Initially, I actually thought my instructor was cool. Now, anyone who has read almost any of my blogposts ever can probably attest to the fact that I am not the cool kid, or the cat's pyjamas, or the bees knees. I do not ooze Vogue from my veins. Honestly, most of the time I'm not even balanced on flat ground let alone striking a pose. I've certainly never casually strolled up to a group, and silently posed in my sunglasses as the sun wafted through my hair before motioning for my posse to follow my effortless lead as I cruise off to a button lift.
Liam may or may not have done any or all of the above but whatever he did for about ten to twenty minutes of my life I was under the complete and utter impression that he simply oozed cool like caramel out of a mars bar. I spent the rest of our (brief) time together piecing together a completely different view of my instructor.
Sure, he'd swish his skis this way and that, skiing down a slope with the trademark boredom of a fantastic skier. He'd even do that thing where you'd ski down to him and instead of commenting on your poise or lack of control he'd remain stoically silent. In my warped -- perhaps altitude addled -- mind somehow that felt very cool. Occasionally, he might tip you a nod. For about 600 seconds of my life I considered that nod to be the gold standard of skiing school.
After a while Liam's ability to look completely, totally, and utterly bored really got to me. It wasn't just that I was jealous of his commitment to the cause -- don't get me wrong some deep dark part of me has always wanted to burst into a room, flick my hair, and not end up knocking over two dozen glasses and somehow punching somebody in the eye in the process -- it was that Liam's cool somehow got under my skin.
There were slopes that would normally not phase me, but under Liam's nonchalance fear overcame me.
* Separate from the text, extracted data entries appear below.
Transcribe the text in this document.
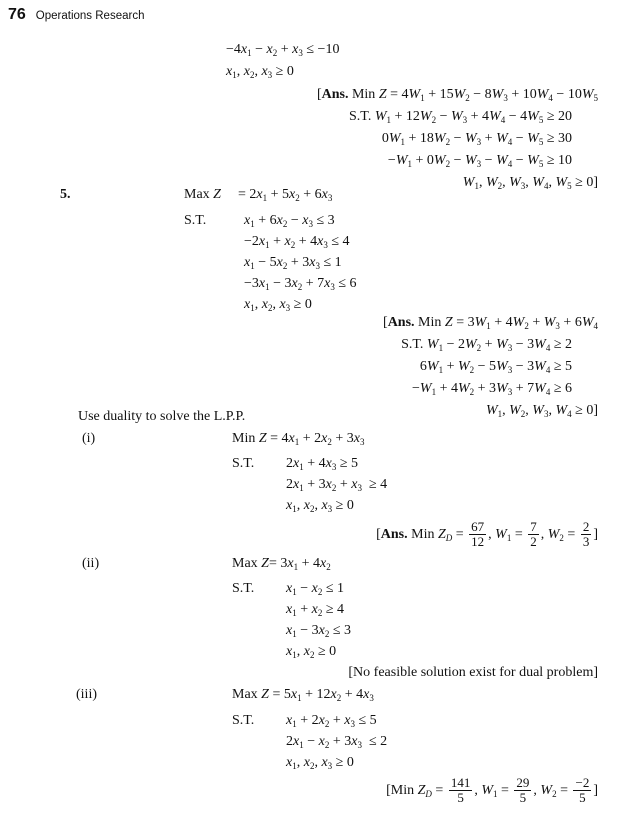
76 Operations Research
$-4x_1 - x_2 + x_3 \le -10$
$x_1$, $x_2$, $x_3 \ge 0$
[Ans. Min $Z = 4W_1 + 15W_2 - 8W_3 + 10W_4 - 10W_5$
S.T. $W_1 + 12W_2 - W_3 + 4W_4 - 4W_5 \ge 20$
$0W_1 + 18W_2 - W_3 + W_4 - W_5 \ge 30$
$-W_1 + 0W_2 - W_3 - W_4 - W_5 \ge 10$
$W_1$, $W_2$, $W_3$, $W_4$, $W_5 \ge 0$]
5.	Max $Z = 2x_1 + 5x_2 + 6x_3$
S.T.	$x_1 + 6x_2 - x_3 \le 3$
$-2x_1 + x_2 + 4x_3 \le 4$
$x_1 - 5x_2 + 3x_3 \le 1$
$-3x_1 - 3x_2 + 7x_3 \le 6$
$x_1$, $x_2$, $x_3 \ge 0$
[Ans. Min $Z = 3W_1 + 4W_2 + W_3 + 6W_4$
S.T. $W_1 - 2W_2 + W_3 - 3W_4 \ge 2$
$6W_1 + W_2 - 5W_3 - 3W_4 \ge 5$
$-W_1 + 4W_2 + 3W_3 + 7W_4 \ge 6$
$W_1$, $W_2$, $W_3$, $W_4 \ge 0$]
Use duality to solve the L.P.P.
(i)	Min $Z = 4x_1 + 2x_2 + 3x_3$
S.T. $2x_1 + 4x_3 \ge 5$
$2x_1 + 3x_2 + x_3 \ge 4$
$x_1$, $x_2$, $x_3 \ge 0$
[Ans. Min $Z_D = \frac{67}{12}$ , $W_1 = \frac{7}{2}$ , $W_2 = \frac{2}{3}$ ]
(ii)	Max $Z= 3x_1 + 4x_2$
S.T. $x_1 - x_2 \le 1$
$x_1 + x_2 \ge 4$
$x_1 - 3x_2 \le 3$
$x_1$, $x_2 \ge 0$
[No feasible solution exist for dual problem]
(iii)	Max $Z = 5x_1 + 12x_2 + 4x_3$
S.T. $x_1 + 2x_2 + x_3 \le 5$
$2x_1 - x_2 + 3x_3 \le 2$
$x_1$, $x_2$, $x_3 \ge 0$
[Min $Z_D = \frac{141}{5}$ , $W_1 = \frac{29}{5}$ , $W_2 = \frac{-2}{5}$ ]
There were turns I knew I could do if I actually committed my body to it, under Liam's expert tuition in the school of looking casual I couldn't make any of them without wanting (ever so slightly) to cry. By the second day, recognising that something was up, I was moved to a different class by the instructors. Honestly, that move was the best thing that could have happened to me.
In the two days that I followed Liam around slopes, skidding across ice and, sometimes, for just a few seconds, wishing I'd not got up in the morning, he taught me a lesson that was never on the syllabus.
Confidence is the only thing standing in the way of you and your dreams.
I can't really blame Liam for somehow weirding me out with his lucky-go-happy attitude so much so that I had to have a five minute pep talk from my friends at the top of an easy green slope later in the afternoon. I can't even really blame him for how scared I found myself on the second day when everything around us was fogged over by ice, including the button in my brain marked 'CALM DOWN YOU NINNY'
What I can see is that my skiing ability during the whole week, and not just during my time in ski school, was directly related to my confidence. When my confidence stuttered everything fell apart, but when I slowly gathered it all back together -- often telling myself that if somebody else could do it then so could I -- things started to fall into place again for me.
I enjoyed almost every moment of my week (even the (slightly) death defying moments spent with too cool for school ski instructor, Liam), but what I enjoyed most of all was mastering my own fears.
Having no other place to go, I had to get back on slopes and strap on my skis every day. Feeling like I had no other choice, pushing myself to carry on skiing was the best thing to happen to me. I loved my week skiing, and in part it was only because I pushed through a wall I built on the first day.
I've determined, resolved even, to do the same with writing for now. Sometimes I fall, and the button in my head marked 'YOU ARE NOT A FAILURE' gets fogged over by ice or self-doubt. Now, I know that all I need to do is stand back up, and carry on writing. Now, I know that if I just keep on going I can master the fear in my heart and the demons on the page.